Ich bin sehr angetan von diesem Regelwerk. Die Welten sind innovativ und nicht der zehnte Standard-Fantasy-Abklatsch, denn davon gibt es schon sehr und genug. Die Regeln sind einfach aber funktional, und das Wechseln zwischen den Welten/Sphären und den verschiedenen Charakteren macht wirklich Spaß. Herausragend ist das Magiesystem, welches die magisch begabten Charaktere nicht übermächtig macht, ihnen aber trotzdem alle Freiheiten lässt. Zudem kann sich jeder eigene Sphären ausdenken, und so können kreative Spielleiter von sich aus viel Abwechslung schaffen. Die Wechselwirkungen zwischen den Sphären sind regeltechnisch einfach gestaltet und dürften niemandem große Schwierigkeiten bereiten. Die Rassen sind ebenfalls interessant konzipiert und bieten dem Spieler viel Raum zur Ausgestaltung der Charaktere.

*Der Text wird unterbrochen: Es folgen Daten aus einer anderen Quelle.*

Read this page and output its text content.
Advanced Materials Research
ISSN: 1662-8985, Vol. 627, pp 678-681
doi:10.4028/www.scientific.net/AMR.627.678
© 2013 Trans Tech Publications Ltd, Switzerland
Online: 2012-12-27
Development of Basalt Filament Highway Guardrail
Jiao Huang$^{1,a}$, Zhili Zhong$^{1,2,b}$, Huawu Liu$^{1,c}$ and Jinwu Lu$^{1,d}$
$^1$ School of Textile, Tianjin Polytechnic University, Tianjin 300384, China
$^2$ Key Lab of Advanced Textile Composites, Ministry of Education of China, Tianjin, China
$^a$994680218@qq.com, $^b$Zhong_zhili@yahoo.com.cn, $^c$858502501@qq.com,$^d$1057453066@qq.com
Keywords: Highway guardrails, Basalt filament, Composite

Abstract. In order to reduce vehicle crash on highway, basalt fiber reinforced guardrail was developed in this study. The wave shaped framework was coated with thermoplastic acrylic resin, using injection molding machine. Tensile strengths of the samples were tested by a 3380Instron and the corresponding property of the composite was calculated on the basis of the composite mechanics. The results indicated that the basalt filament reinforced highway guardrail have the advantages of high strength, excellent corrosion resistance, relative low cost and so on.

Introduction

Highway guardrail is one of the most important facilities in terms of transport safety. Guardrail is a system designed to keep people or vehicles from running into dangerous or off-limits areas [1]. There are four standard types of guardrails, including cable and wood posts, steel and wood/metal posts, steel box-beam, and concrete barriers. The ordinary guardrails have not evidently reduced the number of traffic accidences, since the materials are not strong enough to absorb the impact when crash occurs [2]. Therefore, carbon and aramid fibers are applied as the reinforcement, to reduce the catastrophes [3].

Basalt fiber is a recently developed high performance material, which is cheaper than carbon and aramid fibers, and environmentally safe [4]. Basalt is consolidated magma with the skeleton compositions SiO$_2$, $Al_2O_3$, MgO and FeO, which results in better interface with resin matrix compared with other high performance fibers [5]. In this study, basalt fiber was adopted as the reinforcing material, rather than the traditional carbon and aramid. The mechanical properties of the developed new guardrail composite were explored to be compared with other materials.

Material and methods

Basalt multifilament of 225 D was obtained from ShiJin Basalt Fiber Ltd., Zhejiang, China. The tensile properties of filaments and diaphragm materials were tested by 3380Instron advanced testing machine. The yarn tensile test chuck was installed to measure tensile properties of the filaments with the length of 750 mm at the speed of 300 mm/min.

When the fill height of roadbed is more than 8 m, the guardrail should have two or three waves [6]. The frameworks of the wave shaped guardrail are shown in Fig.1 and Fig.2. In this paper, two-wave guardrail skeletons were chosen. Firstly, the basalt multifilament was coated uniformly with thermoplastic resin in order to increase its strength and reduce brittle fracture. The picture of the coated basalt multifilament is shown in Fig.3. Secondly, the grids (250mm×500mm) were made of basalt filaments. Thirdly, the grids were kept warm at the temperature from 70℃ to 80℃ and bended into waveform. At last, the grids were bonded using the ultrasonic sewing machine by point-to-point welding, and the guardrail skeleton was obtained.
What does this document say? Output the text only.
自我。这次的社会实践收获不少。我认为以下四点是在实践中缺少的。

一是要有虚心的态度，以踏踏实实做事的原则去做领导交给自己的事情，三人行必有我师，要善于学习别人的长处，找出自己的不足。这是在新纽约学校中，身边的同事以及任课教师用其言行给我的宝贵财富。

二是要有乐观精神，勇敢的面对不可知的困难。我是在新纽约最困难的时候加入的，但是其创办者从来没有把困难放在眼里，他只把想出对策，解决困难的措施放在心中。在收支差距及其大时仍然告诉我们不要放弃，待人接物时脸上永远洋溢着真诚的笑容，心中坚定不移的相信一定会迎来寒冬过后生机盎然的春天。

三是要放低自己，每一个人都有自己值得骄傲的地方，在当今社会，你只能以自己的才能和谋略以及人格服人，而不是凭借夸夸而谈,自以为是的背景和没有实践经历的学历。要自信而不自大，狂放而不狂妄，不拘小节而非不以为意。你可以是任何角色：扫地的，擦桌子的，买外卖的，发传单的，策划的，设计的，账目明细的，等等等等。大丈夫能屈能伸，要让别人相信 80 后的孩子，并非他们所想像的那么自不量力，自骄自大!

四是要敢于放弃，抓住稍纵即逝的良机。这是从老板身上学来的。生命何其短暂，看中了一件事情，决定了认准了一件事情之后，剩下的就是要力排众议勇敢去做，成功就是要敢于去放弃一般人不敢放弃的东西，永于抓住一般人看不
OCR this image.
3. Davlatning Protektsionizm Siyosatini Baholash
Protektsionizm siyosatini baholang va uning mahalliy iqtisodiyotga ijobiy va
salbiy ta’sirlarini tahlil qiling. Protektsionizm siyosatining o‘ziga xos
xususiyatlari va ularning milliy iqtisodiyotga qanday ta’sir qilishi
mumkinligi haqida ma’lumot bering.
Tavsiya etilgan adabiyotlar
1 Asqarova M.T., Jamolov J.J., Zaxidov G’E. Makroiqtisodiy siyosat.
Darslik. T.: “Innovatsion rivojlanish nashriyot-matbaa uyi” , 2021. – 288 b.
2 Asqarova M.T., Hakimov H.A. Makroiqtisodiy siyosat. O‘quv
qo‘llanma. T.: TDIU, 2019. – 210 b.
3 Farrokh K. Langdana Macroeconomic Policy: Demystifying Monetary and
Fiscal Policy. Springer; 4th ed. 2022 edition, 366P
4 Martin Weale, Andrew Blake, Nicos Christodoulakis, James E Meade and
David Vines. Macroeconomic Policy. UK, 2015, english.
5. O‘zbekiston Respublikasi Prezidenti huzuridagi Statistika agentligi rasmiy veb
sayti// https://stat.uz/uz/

Zudem ist das Projekt noch lange nicht am Ende angelangt, denn auf der [Homepage]http://www.spherechild.de werden regelmäßig neue Rassen, Professionen, Abenteuer und Spielhilfen kostenlos veröffentlicht. Hier gibt es auch ein Intro-Heft zum Antesten. Was mir an dem Regelwerk nicht so gefallen hat, ist, dass man erst ganz am Ende wirklich etwas über die Sphärenkinder erfährt, nachdem man sich durch die Regeln und zwei Weltenbeschreibungen gearbeitet hat. Mein Vorschlag: Das letzte Kapitel einfach zuerst lesen …

_Fazit_

„Spherechild“ ist ein interessantes Indie-Rollenspiel mit einem einzigartigen Konzept und einem starken Magiesystem. Es würde mich freuen, wenn mehr Rollenspieler diesem Produkt eine Chance gäben.